Rappel : L'énigme du Grand Jeu du Mois de Mars trouvera-t-elle son Oedipe cette semaine ?

lundi 3 mars 2008

Feuilleton critique : Chapitre IV.- Vers une "Religion" de l'Imagination

CHAPITRE IV. - VERS UNE RELIGION DE L'IMAGINATION
(pour lire l'introduction & les premiers chapitres, cliquez ici)

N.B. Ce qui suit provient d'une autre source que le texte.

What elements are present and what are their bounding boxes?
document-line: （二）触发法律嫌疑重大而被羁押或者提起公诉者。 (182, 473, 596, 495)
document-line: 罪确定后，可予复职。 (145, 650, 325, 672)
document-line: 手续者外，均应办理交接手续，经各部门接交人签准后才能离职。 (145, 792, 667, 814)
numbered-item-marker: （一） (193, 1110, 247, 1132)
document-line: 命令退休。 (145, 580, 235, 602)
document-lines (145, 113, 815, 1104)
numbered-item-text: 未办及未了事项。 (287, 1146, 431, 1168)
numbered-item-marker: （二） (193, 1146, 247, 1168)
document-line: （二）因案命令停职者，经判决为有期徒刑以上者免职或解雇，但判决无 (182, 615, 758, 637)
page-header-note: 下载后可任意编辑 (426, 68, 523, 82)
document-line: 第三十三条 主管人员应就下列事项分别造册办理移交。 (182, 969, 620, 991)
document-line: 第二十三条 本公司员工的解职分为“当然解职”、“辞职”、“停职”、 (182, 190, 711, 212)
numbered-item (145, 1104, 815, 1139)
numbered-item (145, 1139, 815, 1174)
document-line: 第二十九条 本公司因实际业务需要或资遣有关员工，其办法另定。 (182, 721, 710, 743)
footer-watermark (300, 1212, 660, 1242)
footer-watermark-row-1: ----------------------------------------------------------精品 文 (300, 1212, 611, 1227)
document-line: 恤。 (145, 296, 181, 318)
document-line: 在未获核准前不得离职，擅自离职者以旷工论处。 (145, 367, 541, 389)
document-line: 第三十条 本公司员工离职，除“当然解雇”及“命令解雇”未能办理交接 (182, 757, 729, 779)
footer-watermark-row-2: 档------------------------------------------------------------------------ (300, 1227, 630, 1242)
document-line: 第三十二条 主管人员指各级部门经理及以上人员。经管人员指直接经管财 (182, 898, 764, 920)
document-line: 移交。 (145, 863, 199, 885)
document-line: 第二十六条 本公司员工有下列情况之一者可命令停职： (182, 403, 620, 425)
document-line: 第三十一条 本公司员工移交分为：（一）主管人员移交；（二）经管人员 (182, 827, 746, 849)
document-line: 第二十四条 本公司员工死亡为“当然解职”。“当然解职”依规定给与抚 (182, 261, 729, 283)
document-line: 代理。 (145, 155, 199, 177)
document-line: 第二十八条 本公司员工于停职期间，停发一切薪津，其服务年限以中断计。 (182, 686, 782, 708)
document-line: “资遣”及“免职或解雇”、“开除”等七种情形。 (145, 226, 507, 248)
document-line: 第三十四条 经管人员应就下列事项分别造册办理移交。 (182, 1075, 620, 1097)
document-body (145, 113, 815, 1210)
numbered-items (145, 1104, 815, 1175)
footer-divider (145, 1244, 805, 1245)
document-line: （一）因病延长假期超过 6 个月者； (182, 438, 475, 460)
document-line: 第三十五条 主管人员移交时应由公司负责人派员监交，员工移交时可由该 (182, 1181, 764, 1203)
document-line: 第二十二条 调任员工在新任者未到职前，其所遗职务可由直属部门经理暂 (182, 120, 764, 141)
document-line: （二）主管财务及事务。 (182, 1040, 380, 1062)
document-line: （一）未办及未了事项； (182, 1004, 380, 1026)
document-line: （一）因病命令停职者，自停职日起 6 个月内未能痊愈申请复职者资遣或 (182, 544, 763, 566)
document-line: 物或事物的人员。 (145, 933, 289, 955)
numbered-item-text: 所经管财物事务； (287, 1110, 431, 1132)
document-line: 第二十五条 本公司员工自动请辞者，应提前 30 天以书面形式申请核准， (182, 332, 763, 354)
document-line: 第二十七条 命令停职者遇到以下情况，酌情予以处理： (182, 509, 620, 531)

"Appeler l'appareil : l'idéoréalisateur"


Récits de rêves et textes automatiques nous font entrevoir un monde nouveau, surprenant; la réalité s'y trouve déplacée et mise en doute. Ces expressions d'une subjectivité qui tendent à s'objectiver poétiquement découvrent une vérité interne, preuve, qui "cogne à la vitre", de la relativité universelle. Les certitudes vacillent. Ce que je vois n'est pas ce qui est. Ce que je pense et ce que je dis - la pensée se faisant dans la bouche - n'est pas moins vrai, n'a pas moins d'existence concrète que ce dans quoi je vis. Les mots employés pour désigner monde réel et monde imaginaire sont les mêmes, et pourtant il s'agit bien de deux réalités différentes, la seconde critiquant la première qu'elle cherche à détrôner. D'une langue unique naissent donc deux langages : le langage commun, dont l'objectif, pour Saint-Pol-Roux et les surréalistes, n'est pas tant d'être entendu de ses contemporains que de conforter, dans sa dimension pratique, l'ordre extérieur; le langage poétique qui établit de nouveaux rapports entre les éléments, bouleversant l'ordre logique des mots - et non de la syntaxe - afin de renouveler notre perception de l'univers. Et lorsque Breton dit "brouiller l'ordre des mots", il ne pense pas à leur relation grammaticale dans la phrase, mais à leur relation sémantique. "Qu'on y prenne garde, je sais le sens de tous mes mots et j'observe naturellement la syntaxe(67)", prévient-il. Conséquemment, la différence entre le discours usuel et le discours poétique ne réside pas dans une destruction de la langue; elle se trouve dans le changement d'unité, pourrait-on dire, sémantico-syntaxique. Si la phrase verbale, pour les deux pratiques, comporte également un sujet, un verbe et/ou un complément, le mot n'est plus, en ce qui concerne la poésie, l'unité de sens minimale puisqu'il y est remplacé par l'image(68). Dès lors, contrairement au signe qui renvoie à une réalité existante, le symbole auquel nous avons vu que s'apparente l'image, contribue à créer le tissu imaginaire, texte organique dont la vocation est de s'imposer à l'homme comme réalité inédite et totale.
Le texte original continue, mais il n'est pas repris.